Securities firm Citadel disputes SEC's stance on exemptions for tokenized stock offerings
In a recent development, Citadel Securities, a leading market maker, has voiced its concerns over the potential regulation of tokenized stocks, submitting a letter to the U.S. Securities and Exchange Commission (SEC) on July 23, 2025. The firm, along with industry peers such as SIFMA and Charles Schwab, has advocated against piecemeal regulatory changes, emphasizing the need for equal regulatory treatment for tokenized stocks as for traditional stocks.
Stephen Berger, Citadel's Global Head of Government & Regulatory Policy, stated that the firm opposes the use of regulatory loopholes in the tokenized stock market.
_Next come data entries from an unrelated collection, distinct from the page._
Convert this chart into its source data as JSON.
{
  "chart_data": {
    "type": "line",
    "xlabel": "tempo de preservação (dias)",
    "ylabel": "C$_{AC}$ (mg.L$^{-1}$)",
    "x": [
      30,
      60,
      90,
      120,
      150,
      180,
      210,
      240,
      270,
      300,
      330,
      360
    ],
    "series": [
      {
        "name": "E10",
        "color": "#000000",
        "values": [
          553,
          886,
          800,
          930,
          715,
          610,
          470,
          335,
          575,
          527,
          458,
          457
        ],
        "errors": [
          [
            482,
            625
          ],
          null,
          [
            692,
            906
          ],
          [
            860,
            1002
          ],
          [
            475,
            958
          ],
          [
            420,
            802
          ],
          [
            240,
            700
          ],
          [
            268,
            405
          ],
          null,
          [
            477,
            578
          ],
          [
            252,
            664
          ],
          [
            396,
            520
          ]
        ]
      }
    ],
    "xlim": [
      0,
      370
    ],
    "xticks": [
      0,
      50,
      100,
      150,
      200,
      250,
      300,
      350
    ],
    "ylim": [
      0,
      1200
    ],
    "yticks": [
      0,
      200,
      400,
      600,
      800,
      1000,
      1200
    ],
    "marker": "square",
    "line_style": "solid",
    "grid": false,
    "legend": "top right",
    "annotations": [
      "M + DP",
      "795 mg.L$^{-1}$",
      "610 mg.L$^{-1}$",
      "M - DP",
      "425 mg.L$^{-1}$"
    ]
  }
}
Berger emphasized, "While we strongly support technological innovations designed to address market inefficiencies, seeking to exploit regulatory arbitrage for 'look-a-like' securities is not innovation."
The concerns raised by Citadel Securities are not without merit. Tokenized securities, with features such as 24/7 trading and fractional ownership, could potentially cause confusion for investors, siphon liquidity away from traditional stock markets, and destabilize existing equity market infrastructure. Challenges around optimal price discovery and maintaining a multi-platform trading environment, like the national best price rule in traditional markets, might be difficult to preserve after tokenization.
Citadel has called for a prudent and transparent rulemaking process involving public comment and comprehensive cost-benefit analyses before allowing tokenized stocks to trade more widely. The firm's concerns extend to the risk that tokenized markets could create new liquidity pools inaccessible to key institutional investors such as pensions and banks, potentially impacting traditional market liquidity and institutional access.
While other industry players like BlackRock, Franklin Templeton, Coinbase, and Robinhood are engaged in developing tokenized assets, seeing benefits in 24/7 trading, faster settlements, and fractional ownership, Citadel's stance is clear: the promise of tokenized stocks must be balanced against the need to ensure market liquidity and the stability of traditional equity markets.
Hester Peirce, SEC Commissioner, has publicly aligned with Citadel's position, emphasizing the necessity for tokenized securities to comply with existing regulations. John Kojo Kumi, a cryptocurrency researcher and writer, supports this view, highlighting the potential compliance issues that investors and institutions could face, which could impact IPO activity and liquidity.
As the debate over the regulation of tokenized stocks continues, it is clear that the industry must tread carefully to ensure that technological innovations enhance rather than destabilize market liquidity and traditional equity markets. With the potential for tokenized stocks to deliver real innovation and efficiency, the focus should be on creating a regulatory environment that encourages growth while protecting investors and preserving existing market efficiencies.
- Citadel Securities, alongside industry peers, has advocated for equal regulatory treatment for tokenized stocks as for traditional stocks, expressing concerns over potential regulatory loopholes that could lead to regulatory arbitrage in the tokenized stock market.
- Hester Peirce, an SEC Commissioner, has publicly expressed agreement with Citadel Securities' position, emphasizing the need for tokenized securities to comply with existing regulations, considering the potential compliance issues that investors and institutions could face.
- Amid the ongoing discussion on the regulation of tokenized stocks, the focus should be on creating a regulatory environment that encourages growth and innovation, while ensuring the stability of traditional equity markets and protecting investors by preserving existing market efficiencies.